Now let’s not get to academic here but these learning theories provide background to think about in developing content with various learning styles and game-based activities that can address some or even all of these various concepts.
Building upon this established framework, it is possible to develop a common learning structure where both the learner and game learn together. For instance, the development of characters in gaming is common and the gaming platform tracks your preferences and performance to better align your experience. Therefore, the game learns more about you as you play more. In a training and learning world of adaptive learning and customized content, the landscape of learning and training is prime to utilize the opportunity for the platform to learn about you while you learn. What better way to support a learn than through a smart sage, a guide who understands how you learn and what content you would prefer and then goes and finds it for you.
So, what could this look like?
Well, we have witnessed adaptive gaming in which those with special challenges are able to communicate with the gaming system through responsive adaption in gaming controllers. To build upon that, we also can realize that educational games can provide an adaptive architecture, and we can look at the work of Pierce, Conlan, and Wade (2010) who found that adaptive educational games could truly illustrate educational benefits and ensure both intrinsic motivation and content flow.
Now what? Let’s couple learning theory, outcomes to achieve, game-based activity, summative and formative assessments, and key personalization and adaptive qualities. The intention in combining these key concepts in the pre-development phase is that curriculum designers, instructors, and trainers will be able to ensure that learning is occurring through several effectiveness measures. We can take those learning theories and reshape them to fit the instructional model and there have a better idea of how effective the game-based content addresses the various learning components while also ensuring the alignment of Ke’s “learning, learner, and game-based instructional methodology.”

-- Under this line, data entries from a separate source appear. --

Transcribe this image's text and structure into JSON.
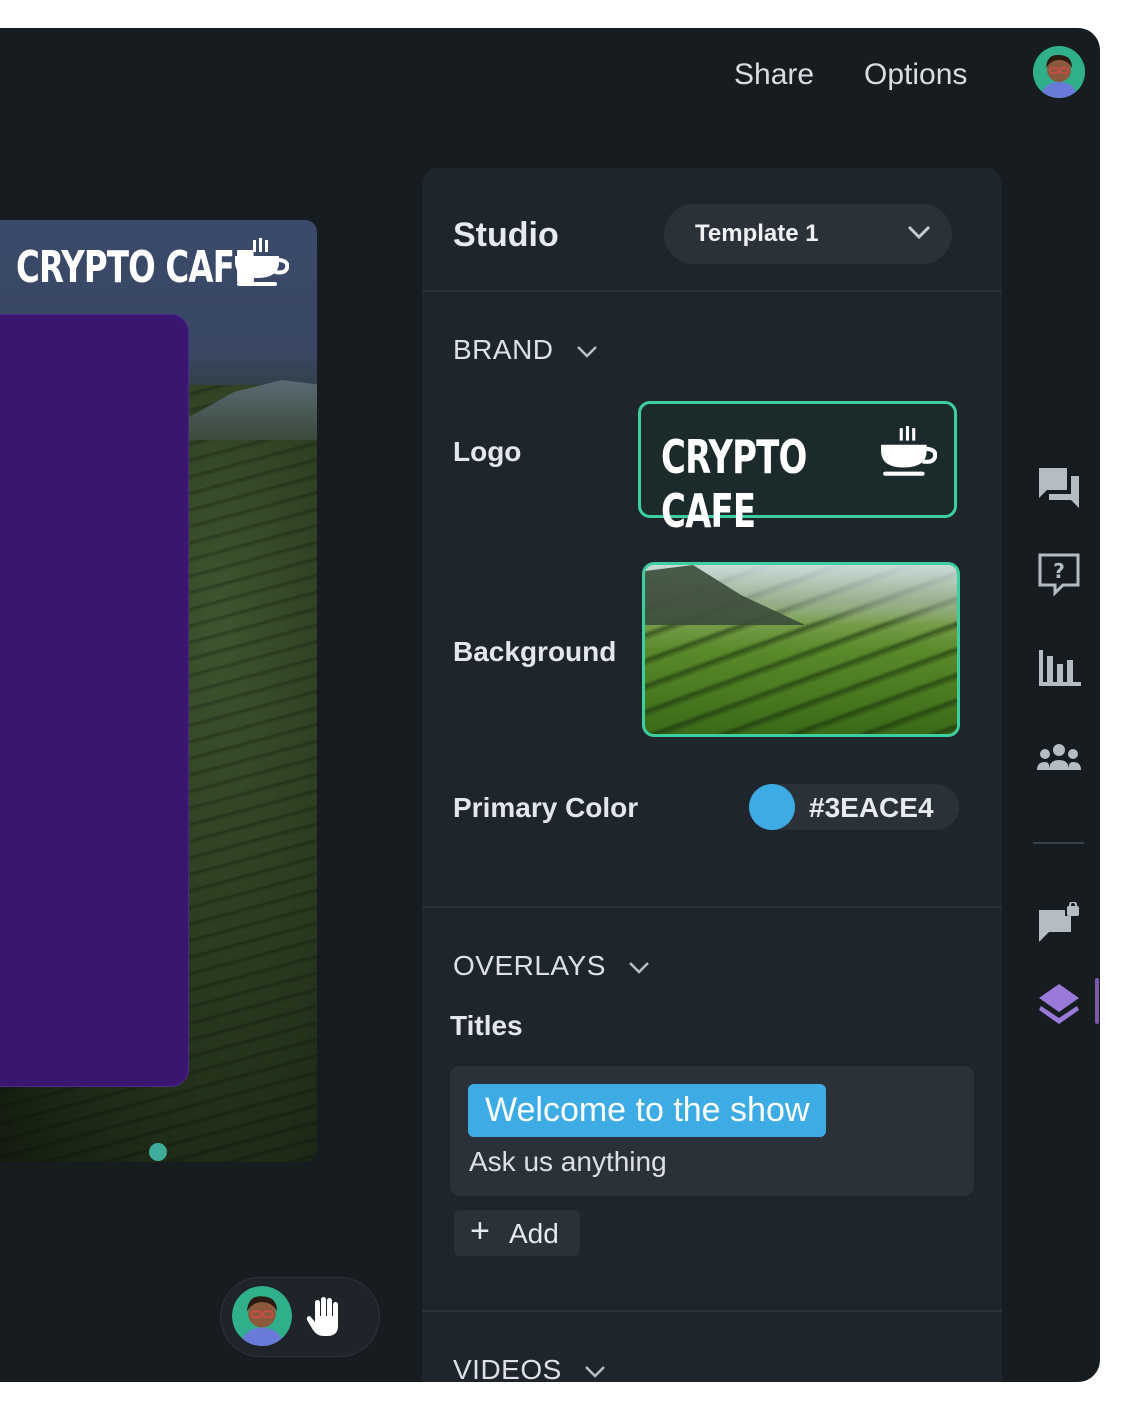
{
  "topbar": {
    "share_label": "Share",
    "options_label": "Options"
  },
  "stage": {
    "title": "CRYPTO CAFE"
  },
  "studio": {
    "title": "Studio",
    "template_select": "Template 1",
    "brand": {
      "heading": "BRAND",
      "logo_label": "Logo",
      "logo_text": "CRYPTO CAFE",
      "background_label": "Background",
      "primary_color_label": "Primary Color",
      "primary_color_value": "#3EACE4"
    },
    "overlays": {
      "heading": "OVERLAYS",
      "titles_label": "Titles",
      "title_main": "Welcome to the show",
      "title_sub": "Ask us anything",
      "add_label": "Add"
    },
    "videos": {
      "heading": "VIDEOS"
    }
  },
  "rail": {
    "icons": [
      "chat-icon",
      "question-icon",
      "bar-chart-icon",
      "people-icon",
      "pinned-message-icon",
      "layers-icon"
    ]
  },
  "colors": {
    "accent_teal": "#3ecfa0",
    "primary": "#3EACE4",
    "stage_card": "#3a1670"
  }
}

So here is a potential to framework to base development upon:
|Behaviorism (Stimulation & Reinforcement Concepts)|
|Cognitivism (Critical Reasoning)|
|Humanism (Personalized Context)|
|Constructivism (active learning process)|
By utilizing this framework, content developers can work from a similar structure to align learning, activities, assessments and adaptive learning structures. While this may take more work on the front end, this reinforcement model can ensure not only that learning outcomes are being addressed and assessed but as content is revised designers can understand the foundational activities and assessments. Working from a framework allows for an architecture for mutual learning for both the learner and the game.

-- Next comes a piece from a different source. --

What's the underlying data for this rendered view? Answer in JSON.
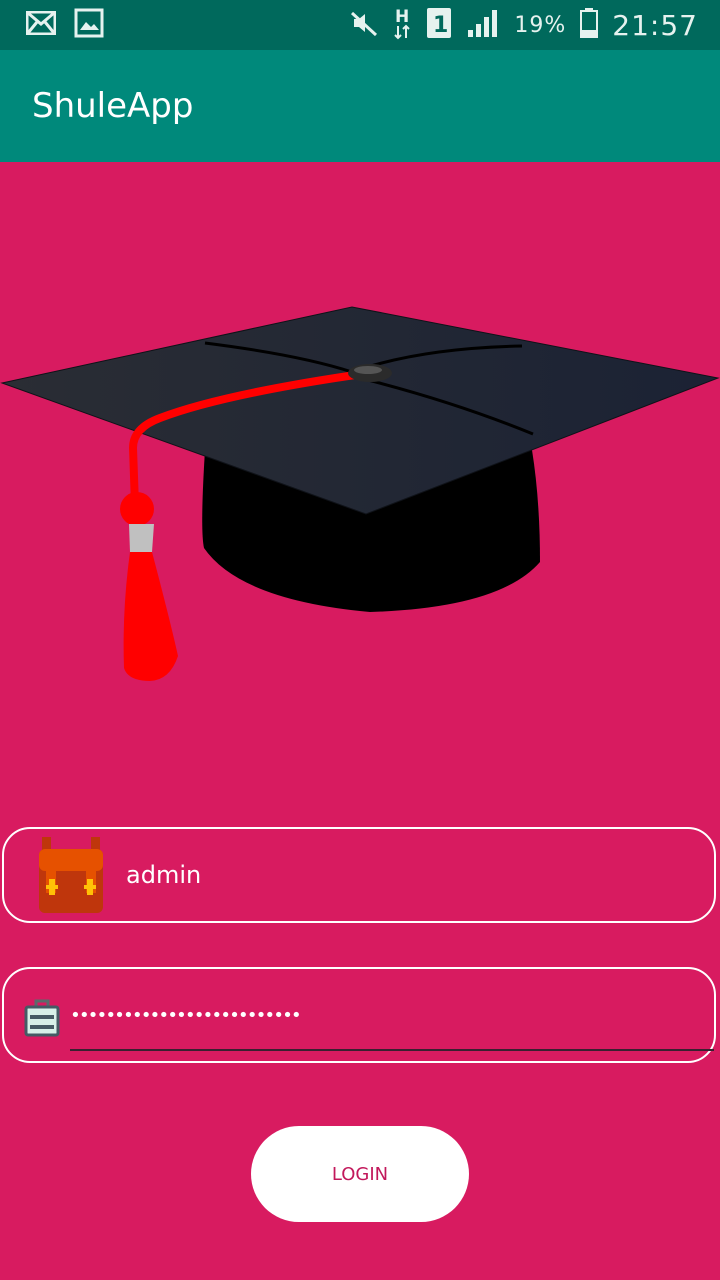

So, are we playing games? Well yes, we are, and they are playing us too.
Dempsey, J. V., Rasmussen, K., & Lucassen, B. (1996). Instructional gaming: implications for instructional technology. In Proceedings of the Annual Meeting of the Association for Educational Communications and Technology, Nashville, TN.
Hays, R. T. (2005). The effectiveness of instructional games: A literature review and discussion. <http://www.dtic.mil/cgi-bin/GetTRDoc?Location.U2&doc.GetTRDoc. pdf&AD.ADA441935> Accessed 25.12.10.
Ke, F. (2009). A qualitative meta-analysis of computer games as learning tools. In R. E. Ferdif (Ed.), Handbook of research on effective electronic gaming in education (pp. 1–32) New York: Hershey.
Peirce, N., Owen C., & Wade, V (2010). Adaptive Educational Games: Providing Non-invasive Personalised Learning Experiences. Second IEEE International Conference on Digital Games and Intelligent Toys Based Education.
Randel, J. M., Morris, B., Wetzel, C., & Whitehill, B. (1992). The effectiveness of games for educational purposes: a review of recent research. Simulation & Gaming, 23(3), 261.
Wu et al (2012). Re-exploring game-assisted learning research: The perspective of learning theoretical bases. Computers & Education 59, 1153–1161.